23-01-2013, 10:38 AM
(Esta mensagem foi modificada pela última vez a: 23-01-2013, 10:59 AM por Rider.)
(23-01-2013, 07:50 AM)Gekko Escreveu: Bem, eles tem um ótimo sistema educacional. Deve ser mais difícil manipular as opiniões deles. Os caras estão vendo o óbvio ululante: casamento virou um negócio ruim para o homem, salvo uma poucas excessões.
Meus caros... vocês não sabem.
Eu tenho um mano japonês (nascido na Brasil, mas mora lá a algumas décadas) do qual eu tinha muita inveja.
Aí (depois de conhecer a Real) conversei com ele sobre como era a mulherada e a vida lá.
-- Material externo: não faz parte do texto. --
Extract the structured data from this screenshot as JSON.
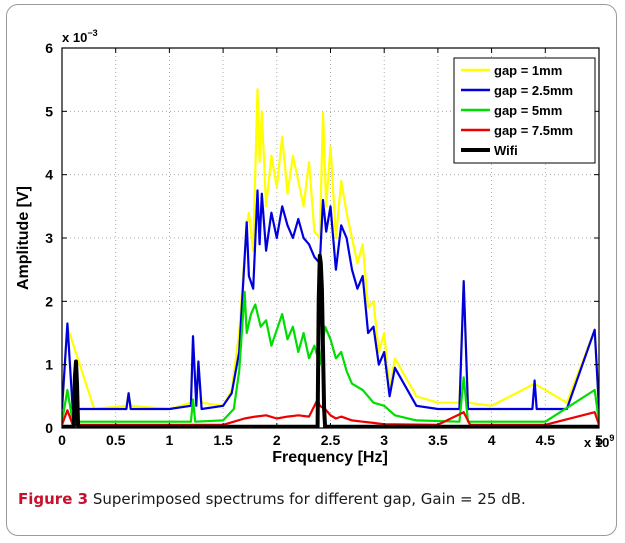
{
  "chart_data": {
    "type": "line",
    "title": "",
    "xlabel": "Frequency [Hz]",
    "ylabel": "Amplitude [V]",
    "x_multiplier": "x 10",
    "x_multiplier_exp": "9",
    "y_multiplier": "x 10",
    "y_multiplier_exp": "−3",
    "xlim": [
      0,
      5
    ],
    "ylim": [
      0,
      6
    ],
    "xticks": [
      0,
      0.5,
      1,
      1.5,
      2,
      2.5,
      3,
      3.5,
      4,
      4.5,
      5
    ],
    "xtick_labels": [
      "0",
      "0.5",
      "1",
      "1.5",
      "2",
      "2.5",
      "3",
      "3.5",
      "4",
      "4.5",
      "5"
    ],
    "yticks": [
      0,
      1,
      2,
      3,
      4,
      5,
      6
    ],
    "ytick_labels": [
      "0",
      "1",
      "2",
      "3",
      "4",
      "5",
      "6"
    ],
    "grid": true,
    "legend_position": "top-right",
    "series": [
      {
        "name": "gap = 1mm",
        "color": "#ffff00",
        "x": [
          0,
          0.05,
          0.3,
          0.6,
          0.62,
          0.64,
          1.0,
          1.2,
          1.22,
          1.25,
          1.27,
          1.3,
          1.5,
          1.58,
          1.65,
          1.72,
          1.74,
          1.78,
          1.82,
          1.84,
          1.86,
          1.9,
          1.95,
          2.0,
          2.05,
          2.1,
          2.15,
          2.2,
          2.25,
          2.3,
          2.35,
          2.4,
          2.43,
          2.46,
          2.5,
          2.55,
          2.6,
          2.65,
          2.7,
          2.75,
          2.8,
          2.85,
          2.9,
          2.95,
          3.0,
          3.05,
          3.1,
          3.3,
          3.5,
          3.7,
          3.74,
          3.78,
          4.0,
          4.4,
          4.7,
          4.96,
          5.0
        ],
        "y": [
          0.25,
          1.6,
          0.3,
          0.35,
          0.55,
          0.35,
          0.3,
          0.4,
          1.3,
          0.45,
          1.0,
          0.4,
          0.35,
          0.6,
          1.5,
          3.2,
          3.4,
          2.8,
          5.35,
          4.2,
          5.0,
          3.5,
          4.3,
          3.8,
          4.6,
          3.7,
          4.3,
          3.9,
          3.5,
          4.2,
          3.1,
          3.0,
          4.98,
          3.5,
          4.45,
          3.0,
          3.9,
          3.4,
          3.0,
          2.6,
          2.9,
          1.9,
          2.0,
          1.2,
          1.5,
          0.6,
          1.1,
          0.5,
          0.4,
          0.4,
          2.3,
          0.4,
          0.35,
          0.7,
          0.4,
          1.55,
          0.3
        ]
      },
      {
        "name": "gap = 2.5mm",
        "color": "#0000dd",
        "x": [
          0,
          0.05,
          0.1,
          0.3,
          0.6,
          0.62,
          0.64,
          1.0,
          1.2,
          1.22,
          1.25,
          1.27,
          1.3,
          1.5,
          1.58,
          1.65,
          1.72,
          1.74,
          1.78,
          1.82,
          1.84,
          1.86,
          1.9,
          1.95,
          2.0,
          2.05,
          2.1,
          2.15,
          2.2,
          2.25,
          2.3,
          2.35,
          2.4,
          2.43,
          2.46,
          2.5,
          2.55,
          2.6,
          2.65,
          2.7,
          2.75,
          2.8,
          2.85,
          2.9,
          2.95,
          3.0,
          3.05,
          3.1,
          3.3,
          3.5,
          3.7,
          3.74,
          3.78,
          4.0,
          4.38,
          4.4,
          4.42,
          4.7,
          4.96,
          5.0
        ],
        "y": [
          0.3,
          1.65,
          0.3,
          0.3,
          0.3,
          0.55,
          0.3,
          0.3,
          0.35,
          1.45,
          0.35,
          1.05,
          0.3,
          0.35,
          0.55,
          1.2,
          3.25,
          2.4,
          2.2,
          3.75,
          2.9,
          3.7,
          2.8,
          3.4,
          3.0,
          3.5,
          3.2,
          3.0,
          3.3,
          3.0,
          2.9,
          2.7,
          2.6,
          3.6,
          3.1,
          3.5,
          2.5,
          3.2,
          3.0,
          2.5,
          2.2,
          2.4,
          1.5,
          1.6,
          1.0,
          1.2,
          0.5,
          0.95,
          0.35,
          0.3,
          0.3,
          2.32,
          0.3,
          0.3,
          0.3,
          0.75,
          0.3,
          0.3,
          1.55,
          0.3
        ]
      },
      {
        "name": "gap = 5mm",
        "color": "#00dd00",
        "x": [
          0,
          0.05,
          0.1,
          0.5,
          1.0,
          1.2,
          1.22,
          1.24,
          1.5,
          1.6,
          1.65,
          1.7,
          1.72,
          1.76,
          1.8,
          1.85,
          1.9,
          1.95,
          2.0,
          2.05,
          2.1,
          2.15,
          2.2,
          2.25,
          2.3,
          2.35,
          2.4,
          2.45,
          2.5,
          2.55,
          2.6,
          2.65,
          2.7,
          2.8,
          2.9,
          3.0,
          3.1,
          3.3,
          3.7,
          3.74,
          3.78,
          4.0,
          4.5,
          4.96,
          5.0
        ],
        "y": [
          0.1,
          0.6,
          0.1,
          0.1,
          0.1,
          0.1,
          0.45,
          0.1,
          0.12,
          0.3,
          0.9,
          2.15,
          1.5,
          1.8,
          1.95,
          1.6,
          1.7,
          1.3,
          1.55,
          1.8,
          1.4,
          1.6,
          1.2,
          1.5,
          1.1,
          1.3,
          1.0,
          1.6,
          1.4,
          1.1,
          1.2,
          0.9,
          0.7,
          0.6,
          0.4,
          0.35,
          0.2,
          0.12,
          0.1,
          0.8,
          0.1,
          0.1,
          0.1,
          0.6,
          0.1
        ]
      },
      {
        "name": "gap = 7.5mm",
        "color": "#ee0000",
        "x": [
          0,
          0.05,
          0.1,
          0.5,
          1.0,
          1.5,
          1.6,
          1.7,
          1.8,
          1.9,
          2.0,
          2.1,
          2.2,
          2.3,
          2.38,
          2.4,
          2.45,
          2.5,
          2.55,
          2.6,
          2.7,
          2.8,
          2.9,
          3.0,
          3.5,
          3.74,
          3.8,
          4.5,
          4.96,
          5.0
        ],
        "y": [
          0.05,
          0.28,
          0.05,
          0.05,
          0.05,
          0.05,
          0.1,
          0.15,
          0.18,
          0.2,
          0.15,
          0.18,
          0.2,
          0.18,
          0.45,
          0.35,
          0.3,
          0.2,
          0.15,
          0.18,
          0.12,
          0.1,
          0.08,
          0.06,
          0.05,
          0.25,
          0.05,
          0.05,
          0.25,
          0.05
        ]
      },
      {
        "name": "Wifi",
        "color": "#000000",
        "width": 4,
        "x": [
          0,
          0.11,
          0.12,
          0.13,
          0.14,
          0.15,
          0.3,
          1.45,
          2.38,
          2.39,
          2.4,
          2.41,
          2.42,
          2.44,
          2.45,
          5.0
        ],
        "y": [
          0.02,
          0.02,
          0.8,
          1.05,
          0.7,
          0.02,
          0.02,
          0.02,
          0.02,
          2.0,
          2.72,
          2.6,
          2.2,
          0.3,
          0.02,
          0.02
        ]
      }
    ]
  },
  "caption": {
    "figure_label": "Figure 3",
    "text": "Superimposed spectrums for different gap, Gain = 25 dB."
  }
}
Imaginem a minha decepção.
1º - Mercado de Trabalho
Desde a época da reconstrução, no final da II Guerra, TODA firma japonesa (TODA) tem um "estatuto informal" no qual TODOS os empregados (do chão de fábrica às chefias) têm que DOAR 2 ou 3 horás DIÁRIAS para a empresa.
Isso mesmo.
Seguindo a ética do bushido, de se sacrificar pelos seus daimios, as empresas exigem que você fique lá, fora do expediente, lutando para que ela não afunde. Mesmo que não seja necessário.
Afinal, durante os anos 40/50/60 isso foi realmente necessário para reerguer o Japão das cinzas e torná-lo a potência que é hoje. Mas, e atualmente, é necessário isso? A resposta mais lógica seria "não", mas vá você convencer as empresas de que elas devem largar essas horas a mais? Sendo que todas fazem isso? Boa sorte.
E, após o expediente, costuma haver aquela confraternização entre os pessoal da empresa para tomar saquê e cantar em karaokês. E, se você sair antes ou dizer que não quer ir, será malvisto na empresa.
Ou seja - confraternização forçada.
Pois bem, após 8 a 10 horas de serviço normal + 2 a 3 horas de trampo 'para o bem da empresa' + 2 ou 3 horas enchendo a cara com gente q vc viu o dia todo, imagine quantas horas sobram para você fazer o que te interessa? E conviver com a mulher e os filhos? Ou simplesmente pra descansar sua mente de um serviço estressante???